A-t-il été atteint ? L’énergie des efforts tentés dans toutes les directions porterait à le croire, De la physique des pondérables, la théorie a été étendue à la physique des impondérables. L’acoustique, la première, s’est prêtée de bonne grâce aux premières tentatives, L’optique a suivi l’exemple ; puis la thermodynamique. C’est actuellement le tour de l’électricité. Dans leur voie propre, la chimie et la physiologie ont suivi la même orientation intellectuelle : le vitalisme est depuis quarante ans en butte à une déconsidération progressive. Est-ce donc que, sur ces divers points, l’explication mécanique ait fait et puisse faire une clarté complète, résolve toutes les énigmes de la nature ? Il appartient à l’avenir de décider ; mais M. Liebmann, pour sa part, ne le croit pas. Supposé d’ailleurs tout événement réduit « sans reste » au simple mouvement, la mécanique se trouverait bien ainsi ramenée à la phoronomie ; mais celle-ci n’implique-t-elle pas toujours des concepts hypothétiques, ceux de masse, de force accélératrice, d’énergie cinétique et potentielle ? Ces concepts auraient besoin d’une justification philosophique, et celle-ci, qui leur a manqué dans le passé, leur fait défaut aujourd’hui encore. Hypothèses indispensables, hypothèses simples et commodes, soit ; mais hypothèses. Le principe de causalité lui-même, écrit Liebmann, est-il autre chose qu’une indémontrée et indémontrable hypothèse ?

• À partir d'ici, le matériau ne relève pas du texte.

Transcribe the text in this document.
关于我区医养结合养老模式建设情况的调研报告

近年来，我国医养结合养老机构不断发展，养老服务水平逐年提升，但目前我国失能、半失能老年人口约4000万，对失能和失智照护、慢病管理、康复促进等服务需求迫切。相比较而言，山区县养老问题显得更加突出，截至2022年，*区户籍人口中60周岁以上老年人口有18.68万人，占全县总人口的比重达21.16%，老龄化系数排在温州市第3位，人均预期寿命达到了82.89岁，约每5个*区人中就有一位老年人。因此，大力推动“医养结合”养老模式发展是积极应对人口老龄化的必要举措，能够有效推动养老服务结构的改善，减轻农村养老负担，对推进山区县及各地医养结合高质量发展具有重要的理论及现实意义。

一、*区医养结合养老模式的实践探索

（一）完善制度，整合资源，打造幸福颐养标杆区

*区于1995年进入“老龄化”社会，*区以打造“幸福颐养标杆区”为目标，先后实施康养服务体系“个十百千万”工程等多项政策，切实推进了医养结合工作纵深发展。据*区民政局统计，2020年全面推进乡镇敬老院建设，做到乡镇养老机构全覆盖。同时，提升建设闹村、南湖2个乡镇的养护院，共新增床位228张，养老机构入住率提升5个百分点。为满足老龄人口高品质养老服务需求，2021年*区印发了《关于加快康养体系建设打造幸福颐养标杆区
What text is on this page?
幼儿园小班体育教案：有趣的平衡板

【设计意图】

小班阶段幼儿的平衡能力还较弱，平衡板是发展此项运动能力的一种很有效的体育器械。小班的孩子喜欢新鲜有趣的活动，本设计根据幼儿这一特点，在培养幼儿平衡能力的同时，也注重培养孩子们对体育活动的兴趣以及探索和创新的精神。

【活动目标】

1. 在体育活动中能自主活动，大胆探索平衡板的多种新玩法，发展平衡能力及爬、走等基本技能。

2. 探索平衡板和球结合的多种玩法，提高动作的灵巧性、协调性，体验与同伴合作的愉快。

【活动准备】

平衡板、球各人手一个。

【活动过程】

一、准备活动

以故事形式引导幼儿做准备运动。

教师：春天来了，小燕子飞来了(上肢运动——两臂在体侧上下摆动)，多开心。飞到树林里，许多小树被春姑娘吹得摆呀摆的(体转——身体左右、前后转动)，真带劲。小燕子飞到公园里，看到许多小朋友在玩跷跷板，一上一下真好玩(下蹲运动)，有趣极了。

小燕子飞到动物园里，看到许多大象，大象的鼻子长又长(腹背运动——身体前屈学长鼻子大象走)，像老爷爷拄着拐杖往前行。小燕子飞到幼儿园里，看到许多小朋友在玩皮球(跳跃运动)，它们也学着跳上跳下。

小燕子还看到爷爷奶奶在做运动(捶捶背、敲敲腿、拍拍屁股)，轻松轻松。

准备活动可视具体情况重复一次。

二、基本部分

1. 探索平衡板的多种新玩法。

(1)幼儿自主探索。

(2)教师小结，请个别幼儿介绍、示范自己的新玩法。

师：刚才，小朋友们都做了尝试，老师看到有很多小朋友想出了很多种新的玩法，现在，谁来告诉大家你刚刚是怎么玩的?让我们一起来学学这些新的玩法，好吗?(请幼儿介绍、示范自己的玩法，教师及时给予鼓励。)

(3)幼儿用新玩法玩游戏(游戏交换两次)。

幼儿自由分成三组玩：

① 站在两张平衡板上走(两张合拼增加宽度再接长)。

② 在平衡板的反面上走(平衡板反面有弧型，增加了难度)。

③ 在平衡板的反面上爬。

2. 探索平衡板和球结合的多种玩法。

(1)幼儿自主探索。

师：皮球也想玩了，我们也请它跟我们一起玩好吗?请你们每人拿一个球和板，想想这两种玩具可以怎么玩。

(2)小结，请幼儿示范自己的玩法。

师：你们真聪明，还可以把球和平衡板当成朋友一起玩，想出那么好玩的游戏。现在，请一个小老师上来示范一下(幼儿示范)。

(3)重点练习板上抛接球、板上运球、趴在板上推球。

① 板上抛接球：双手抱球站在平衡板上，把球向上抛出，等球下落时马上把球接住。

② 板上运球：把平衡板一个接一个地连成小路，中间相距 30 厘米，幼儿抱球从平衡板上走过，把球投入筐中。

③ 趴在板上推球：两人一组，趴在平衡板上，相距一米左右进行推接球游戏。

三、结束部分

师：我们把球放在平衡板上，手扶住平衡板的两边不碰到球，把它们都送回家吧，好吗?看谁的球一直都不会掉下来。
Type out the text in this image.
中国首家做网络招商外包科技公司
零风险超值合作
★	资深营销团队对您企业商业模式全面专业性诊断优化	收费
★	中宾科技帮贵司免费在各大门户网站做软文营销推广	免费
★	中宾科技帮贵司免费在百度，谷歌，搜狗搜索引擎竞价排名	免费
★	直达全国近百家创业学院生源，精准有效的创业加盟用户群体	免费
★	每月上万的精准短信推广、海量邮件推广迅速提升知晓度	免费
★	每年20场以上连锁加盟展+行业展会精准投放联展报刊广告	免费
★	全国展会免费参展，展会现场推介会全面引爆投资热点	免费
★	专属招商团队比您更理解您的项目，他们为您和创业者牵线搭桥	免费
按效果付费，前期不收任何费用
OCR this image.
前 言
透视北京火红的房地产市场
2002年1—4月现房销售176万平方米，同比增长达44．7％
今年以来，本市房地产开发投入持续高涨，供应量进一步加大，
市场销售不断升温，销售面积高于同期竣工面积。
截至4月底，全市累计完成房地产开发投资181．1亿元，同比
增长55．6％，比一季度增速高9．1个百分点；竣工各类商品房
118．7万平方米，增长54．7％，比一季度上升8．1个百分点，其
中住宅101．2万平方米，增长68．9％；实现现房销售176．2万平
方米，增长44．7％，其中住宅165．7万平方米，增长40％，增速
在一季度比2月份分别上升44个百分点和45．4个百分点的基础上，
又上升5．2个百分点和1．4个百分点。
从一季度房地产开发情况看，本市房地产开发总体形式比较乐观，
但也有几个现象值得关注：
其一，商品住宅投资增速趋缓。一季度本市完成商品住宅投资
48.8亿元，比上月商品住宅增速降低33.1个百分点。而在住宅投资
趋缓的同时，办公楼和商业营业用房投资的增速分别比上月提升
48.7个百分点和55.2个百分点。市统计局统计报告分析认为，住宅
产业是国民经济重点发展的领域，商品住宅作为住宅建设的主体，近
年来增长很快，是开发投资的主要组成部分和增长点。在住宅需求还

Il y a donc des concepts constructifs et des postulats de la science, sans lesquels la science ne serait pas. « Toutefois il résulte des considérations précédentes que notre mécanique galiléo-newlonienne, construite dans le cadre d’un espace absolu, n’est peut-être pas, comme On le croit d’ordinaire, une étiologie de l’absolument réel, mais une simple sémiotique du réel et des symptômes que l’homme en peut atteindre. »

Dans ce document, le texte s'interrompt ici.